A Festa da Misericórdia
“Jesus viu um cobrador de impostos, chamado Levi, sentado na coletoria. Jesus lhe disse: ‘Segue-me!’. Levi deixou tudo, levantou-se e o seguiu. Depois Levi preparou em casa um grande banquete” (Lc 5,27-32)
É festa na casa de Levi. Qual é o motivo da festança? “A sua conversão”, diriam os mais desavisados. Mas não é assim. Levi faz festa porque Jesus se “converteu” a ele. Dirigiu-lhe o olhar. Parou na sua frente, bem no meio de seus negócios ilícitos e imorais, e olhou para ele com ternura e misericórdia. Viu nele um discípulo enquanto os outros só enxergavam um “monstro”, um “filho da…”, uma “miséria”, uma “desgraça”. Desculpem a linguagem pouco ortodoxa, mas é aquela normalmente usada em referência a pessoas com comportamentos “inadequados”.
Levi não tinha ideia de um olhar assim. Estava acostumado a olhares de desprezo, pois levava uma vida de pecado.

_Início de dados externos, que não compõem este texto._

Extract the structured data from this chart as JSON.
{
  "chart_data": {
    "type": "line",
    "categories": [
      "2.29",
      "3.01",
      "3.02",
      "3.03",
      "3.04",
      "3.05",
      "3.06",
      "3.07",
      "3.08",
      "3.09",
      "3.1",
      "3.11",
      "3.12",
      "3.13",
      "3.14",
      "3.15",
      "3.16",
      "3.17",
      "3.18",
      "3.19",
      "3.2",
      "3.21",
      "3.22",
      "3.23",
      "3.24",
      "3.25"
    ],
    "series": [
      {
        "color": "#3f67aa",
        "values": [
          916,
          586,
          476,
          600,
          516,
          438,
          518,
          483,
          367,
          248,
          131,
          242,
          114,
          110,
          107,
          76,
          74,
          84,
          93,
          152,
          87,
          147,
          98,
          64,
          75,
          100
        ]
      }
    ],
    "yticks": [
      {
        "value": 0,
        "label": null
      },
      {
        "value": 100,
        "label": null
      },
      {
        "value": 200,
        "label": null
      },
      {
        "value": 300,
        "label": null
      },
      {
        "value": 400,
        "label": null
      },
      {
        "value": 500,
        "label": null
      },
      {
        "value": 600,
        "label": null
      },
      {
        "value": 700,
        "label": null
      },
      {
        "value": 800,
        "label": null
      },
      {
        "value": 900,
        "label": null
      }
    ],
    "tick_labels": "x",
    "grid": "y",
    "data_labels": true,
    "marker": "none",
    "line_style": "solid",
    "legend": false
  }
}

Manuseava dinheiro sujo, fruto de pesados impostos cobrados pelos opressores e da propina que ele embolsava como pagamento de seu perverso ofício. Foi a primeira vez que se sentiu olhado e amado daquele jeito. Nos olhos de Jesus enxergou a luz que iluminou sua vida. Foi amor à primeira vista, talvez porque já estivesse à sua espera. Uma vida assim, por quanto possa trazer “vantagens” e “prazeres”, não satisfaz e, com o passar do tempo, cansa. Diferentes dos olhares desdenhosos dos outros, os olhos misericordiosos de Jesus o convenceram a tirar os olhos daquele mundo de trevas onde estava metido. Não pensou duas vezes: deixou tudo para atrás, levantou-se e seguiu o Mestre. O encontro com a misericórdia lhe trouxe uma alegria tão grande que decidiu organizar uma festa em sua casa. Queria proporcionar também a seus cúmplices de roubalheiras e a seus companheiros de folias o encontro com aquele olhar que foi decisivo para ele. Jesus não se negou. Mergulhou na festa e doou olhares misericordiosos para todo mundo, suscitando a conversão dos pecadores e o desprezo dos que se se achavam “justos”.

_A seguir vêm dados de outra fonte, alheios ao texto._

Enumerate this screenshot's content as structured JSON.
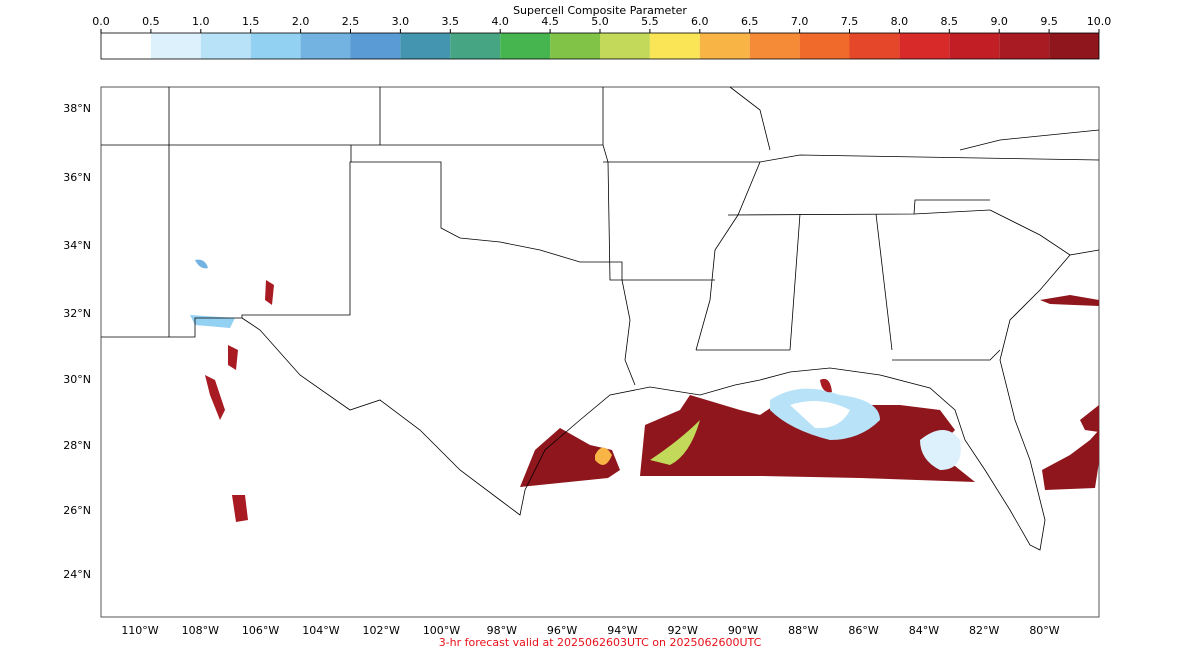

A história de Levi é o retrato da nossa condição. Somos homens e mulheres que um dia foram encontrados/as por Jesus, olhados/as, acolhidos/as e amados/as por Ele. A prova do sucesso deste encontro é o nosso jeito de olhar. Os olhos de quem cruza o olhar de Jesus e se deixa amar por Ele brilham de misericórdia e ternura. Ao contrário, os olhos que continuam contaminados pelo farisaísmo, o preconceito, o desprezo e a arrogância não cruzaram o olhar do Mestre, mas ficaram concentrados no banco das cobranças, malhando Jesus e criticando sua misericórdia, julgando e sentenciando a vida dos outros, administrando mesquinhos interesses e exigindo a contrapartida de seus méritos. Que vida triste, sem direito à festa.
Deus não quer um povo de metidos a “justos”, de nariz empinado, que “se acham” a tal ponto que se sentem no direito de dar lição de moral para todo mundo, inclusive para Jesus, até porque a vida é cheia de surpresas e reviravoltas. Um dia a máscara do moralista intransigente cai e deixa ao descoberto a “cara suja” do baderneiro, do vândalo, do “ladrão”, do corrupto, do “pecador” tanto quanto aqueles/as que até então haviam sido condenados/as. Deus quer filhos e filhas que admitem com humildade seus limites, pedem ajuda e, descobrindo-se amados/as incondicionalmente, mudam de vida e a orientam para a plenitude do bem, o exercício da misericórdia, a prática da justiça, a vivencia da solidariedade e a construção da paz, isto é, para a vida nova do Evangelho.